Phase 1 — Visibility (operational). The Customer Success and Delivery views, with real-time pipeline state and status surfaced in plain language. Already in production use across active projects.
Phase 2 — Diagnostics (in flight). AI-assisted root-cause surfacing for IT operations. Gemini handling infrastructure-layer analysis, Claude handling code-layer diagnosis. Reduces time-to-resolution and reduces dependency on the most senior engineering hours.
Phase 3 — Governed control (in flight). Dual-approval production workflows, three-tier auto-resolve, and the full compliance audit trail. The piece that turns the platform from a visibility tool into a governance tool.
Each phase was scoped, delivered and operated before the next phase began, proving the model and earning the right to build the next layer. This is a deliberate choice. Custom platforms fail when they’re built end-to-end before anyone uses them; they succeed when each phase pays for itself.
Result
The platform is being measured against four outcomes, defined at the start of the engagement. More efficient IT operational management: senior engineering hours spent on pipeline incident response are reduced through AI-assisted diagnostics and auto-resolve handling of routine failures. Better visibility and monitoring for Delivery and Customer Success: pipeline state surfaced in language non-engineers can act on, without granting access to the underlying CI/CD tooling. Better control of AI workflows for Compliance: governed approval gates and full audit trail across all AI-augmented production changes, the control surface that makes AI delivery defensible to auditors and customers. Lower total cost of ownership than the SaaS-assembled alternative: across both subscription cost and the operational time required to integrate and maintain a multi-vendor stack.

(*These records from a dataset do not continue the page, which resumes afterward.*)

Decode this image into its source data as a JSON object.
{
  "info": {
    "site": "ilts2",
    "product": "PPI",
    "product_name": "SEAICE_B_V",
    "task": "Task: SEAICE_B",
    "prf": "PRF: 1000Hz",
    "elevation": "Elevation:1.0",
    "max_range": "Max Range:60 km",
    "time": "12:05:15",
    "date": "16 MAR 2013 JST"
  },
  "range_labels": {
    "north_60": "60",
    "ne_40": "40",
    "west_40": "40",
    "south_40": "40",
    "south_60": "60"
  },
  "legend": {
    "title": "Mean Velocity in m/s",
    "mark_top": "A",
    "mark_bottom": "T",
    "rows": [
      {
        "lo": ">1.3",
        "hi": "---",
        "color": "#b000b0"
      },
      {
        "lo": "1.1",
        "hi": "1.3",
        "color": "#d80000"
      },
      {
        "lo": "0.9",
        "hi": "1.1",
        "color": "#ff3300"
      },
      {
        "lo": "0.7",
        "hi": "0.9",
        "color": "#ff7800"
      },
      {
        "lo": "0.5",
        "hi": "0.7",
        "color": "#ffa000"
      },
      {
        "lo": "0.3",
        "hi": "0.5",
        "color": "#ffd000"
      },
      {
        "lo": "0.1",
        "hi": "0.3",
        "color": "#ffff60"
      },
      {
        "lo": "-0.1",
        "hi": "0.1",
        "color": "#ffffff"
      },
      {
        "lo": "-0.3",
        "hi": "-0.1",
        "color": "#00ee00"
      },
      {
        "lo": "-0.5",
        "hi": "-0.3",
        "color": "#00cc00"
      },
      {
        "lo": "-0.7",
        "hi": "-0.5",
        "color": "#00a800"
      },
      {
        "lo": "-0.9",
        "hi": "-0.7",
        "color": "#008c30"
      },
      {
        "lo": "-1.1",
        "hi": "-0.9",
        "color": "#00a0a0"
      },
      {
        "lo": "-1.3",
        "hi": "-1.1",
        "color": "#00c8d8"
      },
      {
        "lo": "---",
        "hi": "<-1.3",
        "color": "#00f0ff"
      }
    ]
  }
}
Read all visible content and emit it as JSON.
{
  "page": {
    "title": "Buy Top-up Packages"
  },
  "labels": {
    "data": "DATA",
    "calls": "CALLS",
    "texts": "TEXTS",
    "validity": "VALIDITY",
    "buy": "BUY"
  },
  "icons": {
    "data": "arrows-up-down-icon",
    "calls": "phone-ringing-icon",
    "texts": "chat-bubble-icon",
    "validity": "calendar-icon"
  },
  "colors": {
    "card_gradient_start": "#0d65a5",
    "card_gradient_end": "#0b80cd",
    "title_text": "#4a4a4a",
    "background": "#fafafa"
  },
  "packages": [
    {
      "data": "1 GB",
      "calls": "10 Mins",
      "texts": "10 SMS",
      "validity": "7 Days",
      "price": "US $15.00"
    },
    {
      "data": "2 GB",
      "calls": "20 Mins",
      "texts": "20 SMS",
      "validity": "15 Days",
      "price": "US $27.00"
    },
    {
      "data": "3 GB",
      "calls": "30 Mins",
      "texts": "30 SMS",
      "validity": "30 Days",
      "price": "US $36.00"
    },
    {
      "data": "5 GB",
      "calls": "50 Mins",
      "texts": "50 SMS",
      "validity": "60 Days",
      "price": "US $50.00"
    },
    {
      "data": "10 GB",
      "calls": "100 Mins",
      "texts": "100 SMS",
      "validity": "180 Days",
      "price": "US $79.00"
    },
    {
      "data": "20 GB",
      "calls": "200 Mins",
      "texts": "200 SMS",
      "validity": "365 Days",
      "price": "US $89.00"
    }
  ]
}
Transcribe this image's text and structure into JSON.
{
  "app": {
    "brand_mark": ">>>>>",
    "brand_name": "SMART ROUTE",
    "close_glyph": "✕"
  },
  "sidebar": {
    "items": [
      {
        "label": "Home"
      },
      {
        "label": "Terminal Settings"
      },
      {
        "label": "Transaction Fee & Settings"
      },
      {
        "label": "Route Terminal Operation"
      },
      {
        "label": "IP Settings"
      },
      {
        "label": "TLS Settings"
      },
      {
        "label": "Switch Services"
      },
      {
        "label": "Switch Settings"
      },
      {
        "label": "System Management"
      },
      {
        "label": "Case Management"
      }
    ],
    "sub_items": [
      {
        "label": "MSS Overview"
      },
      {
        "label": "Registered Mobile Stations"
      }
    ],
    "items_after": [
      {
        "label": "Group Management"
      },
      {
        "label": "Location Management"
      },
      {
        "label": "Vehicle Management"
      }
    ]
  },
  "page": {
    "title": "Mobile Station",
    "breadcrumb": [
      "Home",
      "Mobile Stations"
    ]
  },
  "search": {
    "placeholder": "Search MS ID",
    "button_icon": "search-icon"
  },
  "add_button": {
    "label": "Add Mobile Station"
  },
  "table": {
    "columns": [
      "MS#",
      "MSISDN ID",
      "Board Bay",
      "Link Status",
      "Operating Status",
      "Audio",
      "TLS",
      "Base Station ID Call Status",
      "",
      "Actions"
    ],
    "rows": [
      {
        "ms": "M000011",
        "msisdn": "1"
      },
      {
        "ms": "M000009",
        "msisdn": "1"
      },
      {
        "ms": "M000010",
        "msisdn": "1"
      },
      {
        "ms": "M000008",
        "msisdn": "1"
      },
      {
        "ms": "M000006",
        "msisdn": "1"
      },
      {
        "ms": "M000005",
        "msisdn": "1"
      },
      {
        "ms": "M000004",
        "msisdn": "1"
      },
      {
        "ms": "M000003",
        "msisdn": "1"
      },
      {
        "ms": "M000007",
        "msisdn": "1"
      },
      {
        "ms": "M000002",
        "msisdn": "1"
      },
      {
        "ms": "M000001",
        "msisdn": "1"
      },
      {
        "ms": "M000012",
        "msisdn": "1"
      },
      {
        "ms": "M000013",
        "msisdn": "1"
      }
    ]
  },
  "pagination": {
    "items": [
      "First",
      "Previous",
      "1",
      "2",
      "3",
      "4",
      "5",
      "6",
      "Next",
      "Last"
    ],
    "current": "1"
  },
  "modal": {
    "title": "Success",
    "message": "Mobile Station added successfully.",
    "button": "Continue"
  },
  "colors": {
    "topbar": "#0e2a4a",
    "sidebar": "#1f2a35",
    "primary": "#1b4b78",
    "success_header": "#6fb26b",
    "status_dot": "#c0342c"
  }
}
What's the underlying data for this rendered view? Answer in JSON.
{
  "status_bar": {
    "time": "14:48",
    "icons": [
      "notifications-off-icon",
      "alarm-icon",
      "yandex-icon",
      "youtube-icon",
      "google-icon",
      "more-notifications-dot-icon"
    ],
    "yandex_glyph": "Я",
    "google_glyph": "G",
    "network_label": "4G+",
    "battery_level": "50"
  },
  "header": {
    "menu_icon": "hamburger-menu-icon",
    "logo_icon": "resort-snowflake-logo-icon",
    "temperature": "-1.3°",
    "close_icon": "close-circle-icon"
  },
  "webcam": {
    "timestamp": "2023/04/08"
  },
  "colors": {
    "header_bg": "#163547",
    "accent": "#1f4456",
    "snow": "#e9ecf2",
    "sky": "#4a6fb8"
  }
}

Phase 1 is delivering against the visibility outcome in production today. Phases 2 and 3 will deliver the diagnostics and governance outcomes as they ship. The cost outcome is structural. It was true the moment the build-vs-buy decision was made and is reinforced as each phase ships without a corresponding subscription line item.
This engagement is what Build looks like at full scale: a senior operator owning the architecture, delivery and operational handover of a platform that genuinely couldn’t be bought off the shelf. At least not without paying significantly more for significantly less fit. The build-vs-buy answer wasn’t ideological. It came out of an honest evaluation of what the off-the-shelf options covered, what assembling them would actually cost, and what the operating burden would be on a small team afterwards. Sometimes the answer is buy. In this case the answer was build, and the case for building got stronger when AI-augmented delivery compressed the timeline and the team size required to make it real.